A daddy blog.

09 August 2005

Now with five extra pounds of drivers' fat

My wife and I got back Sunday from an 8 day tour through the South. We basically drove in an enormous circle with arcing detours to the west (to Ohio) and east (to Brooklyn). If you outlined our route on a map, the resulting outline would look not unlike Meatwad.

Along the way, I documented dumb signs, because they make me feel superior. My first swell of a better-than-you pride came at North Carolina's Cleveland Mall, which offers, hands down, the state's best seafod:


From Carolina we continued on a three day stretch through Tennessee, where we encountered no retarded signs.
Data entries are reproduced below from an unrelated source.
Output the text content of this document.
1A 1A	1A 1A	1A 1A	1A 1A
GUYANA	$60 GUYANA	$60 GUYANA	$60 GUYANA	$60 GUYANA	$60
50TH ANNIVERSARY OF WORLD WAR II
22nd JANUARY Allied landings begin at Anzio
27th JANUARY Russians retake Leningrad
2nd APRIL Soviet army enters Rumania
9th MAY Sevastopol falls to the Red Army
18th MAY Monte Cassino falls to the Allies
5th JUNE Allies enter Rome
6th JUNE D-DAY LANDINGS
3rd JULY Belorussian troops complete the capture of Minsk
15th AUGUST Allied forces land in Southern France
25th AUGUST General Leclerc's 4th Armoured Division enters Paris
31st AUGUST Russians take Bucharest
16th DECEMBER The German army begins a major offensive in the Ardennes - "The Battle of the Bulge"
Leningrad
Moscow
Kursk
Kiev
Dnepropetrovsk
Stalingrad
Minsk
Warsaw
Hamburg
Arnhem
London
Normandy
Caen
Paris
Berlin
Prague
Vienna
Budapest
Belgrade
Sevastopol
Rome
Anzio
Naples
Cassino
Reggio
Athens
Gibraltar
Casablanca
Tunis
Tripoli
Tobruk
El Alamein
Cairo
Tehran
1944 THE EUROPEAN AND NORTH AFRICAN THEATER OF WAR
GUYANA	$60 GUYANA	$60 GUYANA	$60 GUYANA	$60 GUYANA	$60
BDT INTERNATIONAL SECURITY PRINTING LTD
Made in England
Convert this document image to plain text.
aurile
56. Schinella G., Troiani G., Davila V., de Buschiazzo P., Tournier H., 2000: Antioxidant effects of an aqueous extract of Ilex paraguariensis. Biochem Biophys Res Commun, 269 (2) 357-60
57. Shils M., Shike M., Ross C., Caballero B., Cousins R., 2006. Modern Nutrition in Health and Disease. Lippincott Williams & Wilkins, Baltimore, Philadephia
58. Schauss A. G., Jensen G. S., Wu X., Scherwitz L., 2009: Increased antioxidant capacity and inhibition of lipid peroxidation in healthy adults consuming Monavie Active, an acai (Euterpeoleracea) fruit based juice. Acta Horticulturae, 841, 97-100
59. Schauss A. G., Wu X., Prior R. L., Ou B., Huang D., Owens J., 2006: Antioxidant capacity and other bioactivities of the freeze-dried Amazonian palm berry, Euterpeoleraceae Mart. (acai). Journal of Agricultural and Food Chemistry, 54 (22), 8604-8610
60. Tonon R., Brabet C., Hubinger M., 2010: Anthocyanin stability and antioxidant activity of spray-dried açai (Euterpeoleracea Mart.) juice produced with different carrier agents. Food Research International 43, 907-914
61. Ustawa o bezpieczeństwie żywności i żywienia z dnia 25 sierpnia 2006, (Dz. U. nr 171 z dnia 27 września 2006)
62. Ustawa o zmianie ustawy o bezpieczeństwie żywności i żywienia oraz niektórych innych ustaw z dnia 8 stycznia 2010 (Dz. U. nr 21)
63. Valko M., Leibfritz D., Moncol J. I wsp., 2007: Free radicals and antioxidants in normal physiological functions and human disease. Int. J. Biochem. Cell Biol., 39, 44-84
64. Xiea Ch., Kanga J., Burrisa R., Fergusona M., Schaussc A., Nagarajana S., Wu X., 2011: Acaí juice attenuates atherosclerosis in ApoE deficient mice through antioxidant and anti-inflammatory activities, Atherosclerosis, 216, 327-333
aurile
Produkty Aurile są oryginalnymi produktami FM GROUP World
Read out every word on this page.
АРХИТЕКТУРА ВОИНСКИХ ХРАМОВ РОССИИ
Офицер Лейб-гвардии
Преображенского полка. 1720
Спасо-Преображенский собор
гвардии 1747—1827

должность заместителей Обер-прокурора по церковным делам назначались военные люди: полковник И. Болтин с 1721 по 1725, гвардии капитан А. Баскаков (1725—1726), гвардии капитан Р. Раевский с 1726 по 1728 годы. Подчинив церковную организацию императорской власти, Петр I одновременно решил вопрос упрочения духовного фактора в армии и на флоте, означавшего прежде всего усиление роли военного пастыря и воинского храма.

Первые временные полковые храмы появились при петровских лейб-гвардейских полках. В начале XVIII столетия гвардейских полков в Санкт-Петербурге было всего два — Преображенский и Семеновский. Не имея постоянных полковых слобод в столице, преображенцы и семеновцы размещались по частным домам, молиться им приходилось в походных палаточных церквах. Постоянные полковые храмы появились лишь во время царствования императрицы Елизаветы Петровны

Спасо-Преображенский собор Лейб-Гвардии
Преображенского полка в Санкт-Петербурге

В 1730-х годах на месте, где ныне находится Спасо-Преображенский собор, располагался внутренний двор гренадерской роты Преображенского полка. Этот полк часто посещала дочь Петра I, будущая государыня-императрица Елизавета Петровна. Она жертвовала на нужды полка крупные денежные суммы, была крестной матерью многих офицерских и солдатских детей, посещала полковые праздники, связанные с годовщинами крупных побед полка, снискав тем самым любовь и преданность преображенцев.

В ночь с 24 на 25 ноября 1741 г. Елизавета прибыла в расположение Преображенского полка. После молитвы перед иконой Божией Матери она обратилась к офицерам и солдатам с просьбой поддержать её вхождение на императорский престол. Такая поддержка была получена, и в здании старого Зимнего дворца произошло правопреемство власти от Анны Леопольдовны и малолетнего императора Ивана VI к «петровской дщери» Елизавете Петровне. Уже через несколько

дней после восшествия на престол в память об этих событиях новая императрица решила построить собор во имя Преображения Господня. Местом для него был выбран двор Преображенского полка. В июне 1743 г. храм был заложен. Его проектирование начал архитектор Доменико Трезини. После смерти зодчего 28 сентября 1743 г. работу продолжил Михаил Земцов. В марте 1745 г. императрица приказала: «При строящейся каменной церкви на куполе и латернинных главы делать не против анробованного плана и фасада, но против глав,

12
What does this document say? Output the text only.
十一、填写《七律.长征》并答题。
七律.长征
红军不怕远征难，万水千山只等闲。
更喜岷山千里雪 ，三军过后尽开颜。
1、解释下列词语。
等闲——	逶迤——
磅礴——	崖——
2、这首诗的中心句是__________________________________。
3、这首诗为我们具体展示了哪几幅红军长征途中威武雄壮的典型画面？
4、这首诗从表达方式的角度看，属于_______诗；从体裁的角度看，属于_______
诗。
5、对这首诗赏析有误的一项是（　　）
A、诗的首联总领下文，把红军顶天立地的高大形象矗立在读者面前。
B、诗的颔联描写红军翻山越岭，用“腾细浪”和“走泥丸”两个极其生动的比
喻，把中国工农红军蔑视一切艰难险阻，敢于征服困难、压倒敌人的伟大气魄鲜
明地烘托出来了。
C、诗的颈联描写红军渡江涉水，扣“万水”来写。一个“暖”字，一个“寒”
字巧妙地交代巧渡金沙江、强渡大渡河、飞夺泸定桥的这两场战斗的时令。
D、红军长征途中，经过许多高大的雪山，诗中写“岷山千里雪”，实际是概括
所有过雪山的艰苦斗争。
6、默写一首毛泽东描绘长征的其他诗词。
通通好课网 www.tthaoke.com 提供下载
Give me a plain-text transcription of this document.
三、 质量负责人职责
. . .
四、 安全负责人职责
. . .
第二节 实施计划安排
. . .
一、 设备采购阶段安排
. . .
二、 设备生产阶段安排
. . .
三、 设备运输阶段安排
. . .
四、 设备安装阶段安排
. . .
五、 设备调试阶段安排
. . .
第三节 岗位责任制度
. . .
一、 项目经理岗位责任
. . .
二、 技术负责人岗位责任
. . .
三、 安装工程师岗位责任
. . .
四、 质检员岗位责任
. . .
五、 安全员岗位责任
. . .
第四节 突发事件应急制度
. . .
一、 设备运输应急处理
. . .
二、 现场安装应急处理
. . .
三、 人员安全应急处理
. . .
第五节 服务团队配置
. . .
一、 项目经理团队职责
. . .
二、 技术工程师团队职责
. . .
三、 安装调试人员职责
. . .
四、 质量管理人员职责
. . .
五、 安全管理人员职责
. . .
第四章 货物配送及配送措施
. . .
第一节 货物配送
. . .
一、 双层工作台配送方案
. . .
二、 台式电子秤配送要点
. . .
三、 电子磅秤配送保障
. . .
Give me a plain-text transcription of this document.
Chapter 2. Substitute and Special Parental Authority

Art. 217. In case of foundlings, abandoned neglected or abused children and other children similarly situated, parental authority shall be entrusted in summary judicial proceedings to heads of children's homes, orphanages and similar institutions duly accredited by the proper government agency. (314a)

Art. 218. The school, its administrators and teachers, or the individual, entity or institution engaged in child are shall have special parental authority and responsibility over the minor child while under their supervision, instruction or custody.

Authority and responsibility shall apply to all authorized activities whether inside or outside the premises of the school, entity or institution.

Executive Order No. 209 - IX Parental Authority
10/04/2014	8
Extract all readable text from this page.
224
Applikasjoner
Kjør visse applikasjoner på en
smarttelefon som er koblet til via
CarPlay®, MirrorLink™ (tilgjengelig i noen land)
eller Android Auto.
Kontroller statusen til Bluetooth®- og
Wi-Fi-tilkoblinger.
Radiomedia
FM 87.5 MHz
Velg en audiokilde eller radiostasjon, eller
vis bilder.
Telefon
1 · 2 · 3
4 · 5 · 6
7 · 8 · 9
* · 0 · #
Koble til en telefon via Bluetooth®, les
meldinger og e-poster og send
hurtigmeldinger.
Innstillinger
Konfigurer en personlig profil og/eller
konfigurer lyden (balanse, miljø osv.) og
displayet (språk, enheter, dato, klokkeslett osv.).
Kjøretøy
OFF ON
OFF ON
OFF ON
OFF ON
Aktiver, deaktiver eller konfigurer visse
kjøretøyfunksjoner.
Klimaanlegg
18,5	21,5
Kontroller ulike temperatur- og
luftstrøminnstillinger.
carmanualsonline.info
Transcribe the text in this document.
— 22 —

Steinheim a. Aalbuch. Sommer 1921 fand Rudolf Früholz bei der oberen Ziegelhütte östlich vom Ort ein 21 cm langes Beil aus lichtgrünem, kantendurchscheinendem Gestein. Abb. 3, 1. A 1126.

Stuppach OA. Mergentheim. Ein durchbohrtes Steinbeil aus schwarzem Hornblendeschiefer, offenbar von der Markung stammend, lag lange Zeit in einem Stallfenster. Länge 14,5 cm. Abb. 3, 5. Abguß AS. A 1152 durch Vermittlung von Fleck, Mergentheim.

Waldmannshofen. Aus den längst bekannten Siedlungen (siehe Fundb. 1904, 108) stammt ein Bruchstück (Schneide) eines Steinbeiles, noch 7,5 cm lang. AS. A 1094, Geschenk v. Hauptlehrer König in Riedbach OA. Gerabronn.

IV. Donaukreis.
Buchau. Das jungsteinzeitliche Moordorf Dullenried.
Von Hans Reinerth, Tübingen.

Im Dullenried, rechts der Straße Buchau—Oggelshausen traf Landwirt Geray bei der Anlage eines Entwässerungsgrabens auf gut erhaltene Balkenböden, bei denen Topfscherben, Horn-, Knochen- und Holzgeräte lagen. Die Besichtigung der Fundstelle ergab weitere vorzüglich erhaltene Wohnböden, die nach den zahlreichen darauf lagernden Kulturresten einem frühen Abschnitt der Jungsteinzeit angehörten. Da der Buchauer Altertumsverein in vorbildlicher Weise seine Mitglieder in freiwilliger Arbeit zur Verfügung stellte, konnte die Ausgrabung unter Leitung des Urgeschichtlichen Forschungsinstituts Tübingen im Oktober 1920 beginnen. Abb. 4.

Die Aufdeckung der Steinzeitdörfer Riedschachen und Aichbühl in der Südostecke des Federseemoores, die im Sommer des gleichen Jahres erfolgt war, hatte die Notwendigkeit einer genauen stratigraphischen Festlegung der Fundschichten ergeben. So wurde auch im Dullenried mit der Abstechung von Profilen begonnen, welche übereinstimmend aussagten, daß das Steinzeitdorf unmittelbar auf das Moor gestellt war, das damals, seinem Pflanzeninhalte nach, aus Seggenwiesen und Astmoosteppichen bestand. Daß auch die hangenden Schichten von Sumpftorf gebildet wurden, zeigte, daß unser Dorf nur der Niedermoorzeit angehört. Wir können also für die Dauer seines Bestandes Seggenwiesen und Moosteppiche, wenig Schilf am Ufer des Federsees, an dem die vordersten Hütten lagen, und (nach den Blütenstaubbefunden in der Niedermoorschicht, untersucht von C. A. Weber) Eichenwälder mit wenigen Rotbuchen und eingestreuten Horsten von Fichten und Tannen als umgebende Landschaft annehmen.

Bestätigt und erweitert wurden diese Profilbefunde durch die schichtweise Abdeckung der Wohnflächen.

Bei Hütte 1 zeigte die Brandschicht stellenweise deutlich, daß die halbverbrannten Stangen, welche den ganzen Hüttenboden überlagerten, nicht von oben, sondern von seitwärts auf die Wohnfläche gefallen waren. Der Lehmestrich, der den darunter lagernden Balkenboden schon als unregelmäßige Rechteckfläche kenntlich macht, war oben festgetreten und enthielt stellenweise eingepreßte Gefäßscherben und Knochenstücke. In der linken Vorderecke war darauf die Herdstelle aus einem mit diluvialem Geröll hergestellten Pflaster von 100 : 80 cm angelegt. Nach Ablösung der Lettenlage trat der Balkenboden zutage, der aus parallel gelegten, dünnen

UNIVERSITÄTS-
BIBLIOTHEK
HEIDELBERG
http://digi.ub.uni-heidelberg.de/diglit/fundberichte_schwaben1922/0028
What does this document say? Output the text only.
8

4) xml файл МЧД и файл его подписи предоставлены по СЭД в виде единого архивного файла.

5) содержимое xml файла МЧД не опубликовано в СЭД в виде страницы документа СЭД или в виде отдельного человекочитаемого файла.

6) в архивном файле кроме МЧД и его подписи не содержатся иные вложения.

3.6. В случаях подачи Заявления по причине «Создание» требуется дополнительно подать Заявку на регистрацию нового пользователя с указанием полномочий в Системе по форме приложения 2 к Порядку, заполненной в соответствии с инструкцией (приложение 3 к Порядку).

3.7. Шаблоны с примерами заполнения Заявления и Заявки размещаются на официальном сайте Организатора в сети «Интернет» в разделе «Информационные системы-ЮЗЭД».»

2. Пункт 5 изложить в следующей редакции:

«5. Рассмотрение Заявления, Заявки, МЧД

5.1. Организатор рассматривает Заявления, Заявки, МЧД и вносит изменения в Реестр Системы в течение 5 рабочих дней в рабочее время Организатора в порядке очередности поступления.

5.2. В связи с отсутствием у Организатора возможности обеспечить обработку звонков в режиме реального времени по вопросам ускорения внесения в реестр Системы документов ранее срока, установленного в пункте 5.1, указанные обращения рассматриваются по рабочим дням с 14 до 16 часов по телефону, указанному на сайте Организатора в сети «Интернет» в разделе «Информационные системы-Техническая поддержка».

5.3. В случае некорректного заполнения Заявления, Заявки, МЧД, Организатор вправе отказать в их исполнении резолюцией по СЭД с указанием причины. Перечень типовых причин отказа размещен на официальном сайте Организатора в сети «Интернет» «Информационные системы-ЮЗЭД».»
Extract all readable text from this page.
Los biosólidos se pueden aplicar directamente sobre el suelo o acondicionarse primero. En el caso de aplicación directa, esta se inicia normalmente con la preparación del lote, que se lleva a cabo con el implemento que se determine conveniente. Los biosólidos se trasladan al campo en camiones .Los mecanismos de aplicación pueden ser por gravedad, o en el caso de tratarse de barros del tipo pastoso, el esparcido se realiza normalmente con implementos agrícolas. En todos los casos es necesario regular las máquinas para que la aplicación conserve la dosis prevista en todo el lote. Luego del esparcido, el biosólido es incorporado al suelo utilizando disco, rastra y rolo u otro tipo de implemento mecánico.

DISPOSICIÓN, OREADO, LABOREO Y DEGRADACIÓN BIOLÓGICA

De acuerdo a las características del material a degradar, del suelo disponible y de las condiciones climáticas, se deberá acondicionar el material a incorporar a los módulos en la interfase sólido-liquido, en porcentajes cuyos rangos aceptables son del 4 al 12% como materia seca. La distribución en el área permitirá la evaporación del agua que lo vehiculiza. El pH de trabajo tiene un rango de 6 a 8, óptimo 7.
Go Vols.

But then came Kentucky, a state which said it was going to participate in the world's longest yard sale, but didn't really put much effort into it.

But while KY yard sales was few in number, the signs at each sale were bizarro masterpieces. Witness this miracle of double negativism:

It is impossible to read the text of such a sign out loud without picking your nose. And yet it remains a one-dimensional entry, and no match for the sign below, the complex irony of which you could spend a lunch hour admiring.

Ask not for whom folks honk, signmaker. They is honking at you.

Back at home, life is back to normal already. Boogus Totalus is in the hall watching Miss Teen USA. Ms. Michigan’s hobby was just listed as “Eating sour candy.” Hilarity ensued.